A backlog of 374,000 clinical documents which included more than 1,800 high priority items were not redirected as they should have been, a report has revealed.
The National Audit Office (NAO) investigation, published on 2 February, looked into a small proportion of GPs who had not been complying with guidance to return to sender if they were wrongly sent correspondence.
This included clinical papers, child protection notes, treatment plans and changes to patients’ medication regimes – such as when a patient has moved to another practice.
Instead the doctors had been sending the mail on to outsourcing firm Capita, the provider of primary care support services for NHS England, which is not contracted to forward it on.
The incident was reported to the NAO in October 2016, 18 months after new arrangements for handling misdirected correspondence were introduced in May 2015.
Initial backlog checks by Capita estimated there were 580,000 ‘clinical notes’ involved, but later checks by NHS England revealed there was an estimated 170,000 items of clinical correspondence.
The report reveals NHS England did not ask or contract Capita to return the correspondence.
By July 2017, Capita and NHS England had identified that there were in fact 277,000 items of clinical correspondence which were under an agreed process to return to the correct GP.
NHS England paused the review and return of clinical correspondence in August 2017 following an information governance incident, which highlighted a wider problem.
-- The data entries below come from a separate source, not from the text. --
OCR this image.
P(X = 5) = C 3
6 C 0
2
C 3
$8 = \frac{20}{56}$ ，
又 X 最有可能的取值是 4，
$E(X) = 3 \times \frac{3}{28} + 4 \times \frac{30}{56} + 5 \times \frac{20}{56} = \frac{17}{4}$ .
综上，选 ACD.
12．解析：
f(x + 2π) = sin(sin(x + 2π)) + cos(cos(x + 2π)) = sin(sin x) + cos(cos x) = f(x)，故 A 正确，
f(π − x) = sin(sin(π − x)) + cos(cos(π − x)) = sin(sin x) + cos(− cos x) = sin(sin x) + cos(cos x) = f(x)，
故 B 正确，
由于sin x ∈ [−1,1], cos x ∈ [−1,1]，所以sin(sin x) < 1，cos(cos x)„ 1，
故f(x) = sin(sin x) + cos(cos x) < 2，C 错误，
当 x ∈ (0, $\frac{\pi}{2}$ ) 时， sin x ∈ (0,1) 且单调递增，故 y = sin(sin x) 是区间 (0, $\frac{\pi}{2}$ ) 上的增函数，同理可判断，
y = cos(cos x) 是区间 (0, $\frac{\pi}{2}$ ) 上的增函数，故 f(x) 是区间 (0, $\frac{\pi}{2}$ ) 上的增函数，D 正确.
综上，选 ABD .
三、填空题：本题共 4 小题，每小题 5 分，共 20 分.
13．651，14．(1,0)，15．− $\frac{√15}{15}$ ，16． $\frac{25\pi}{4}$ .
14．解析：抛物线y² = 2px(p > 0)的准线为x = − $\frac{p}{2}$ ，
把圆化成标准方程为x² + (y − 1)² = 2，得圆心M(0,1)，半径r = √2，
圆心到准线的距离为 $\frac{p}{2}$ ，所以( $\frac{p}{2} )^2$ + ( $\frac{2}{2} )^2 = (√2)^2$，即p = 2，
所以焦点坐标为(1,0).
In October 2017, it was thought there was a backlog of 162,000 items of clinical correspondence.
However, the NAO said NHS England’s National Incident Team had now identified and clinically reviewed 374,000 items of unprocessed correspondence.
The vast majority required no GP action to be taken, although NHS England identified 1,811 high priority items – such as documents deemed to be related to screening or urgent test results – as well as 25,361 low priority items.
By 20 November 2017, NHS England sent 18,829 items of misdirected clinical correspondence to relevant GPs, so that they could assess whether there had been any actual harm to patients.
It is estimated that it will cost NHS England £2.4 million to review clinical correspondence for evidence of harm, although until now there has been no evidence to suggest this.
The review is expected to be completed by the end of this month.
The report states NHS England is unable to stop GPs from sending clinical correspondence to Capita in error. This means NHS England has continued to receive between 5,000 and 10,000 items of clinical correspondence from Capita per month.
The NAO said it expected NHS England to carry out an information campaign to ensure that GPs understood the guidance for handling correspondence for patients who are not registered at their practice.
Dr Richard Vautrey, GP committee chair at the British Medical Association (BMA), said the misdirected correspondence was “no surprise”.
He added: “What is clear from this investigation is the inability of both NHS England and Capita to get to grips with a problem they have now known about for years.
“Capita itself admitted it failed to officially disclose the scale of the backlog to NHS England in good time, and both are yet to decide whose responsibility it is to return records to the right practice.
“Further, NHS England has still not launched an effective information campaign aimed at GPs, despite continuing to receive misdirected correspondence almost two years after it became aware of the problem.
“This is a further indictment of Capita’s shambolic running of GP backroom services and the real effect its failings are having on the safe care of patients.”
Back in November, the House of Commons Public Accounts Committee slammed the NHS for its ‘shoddy handling’ of the problem.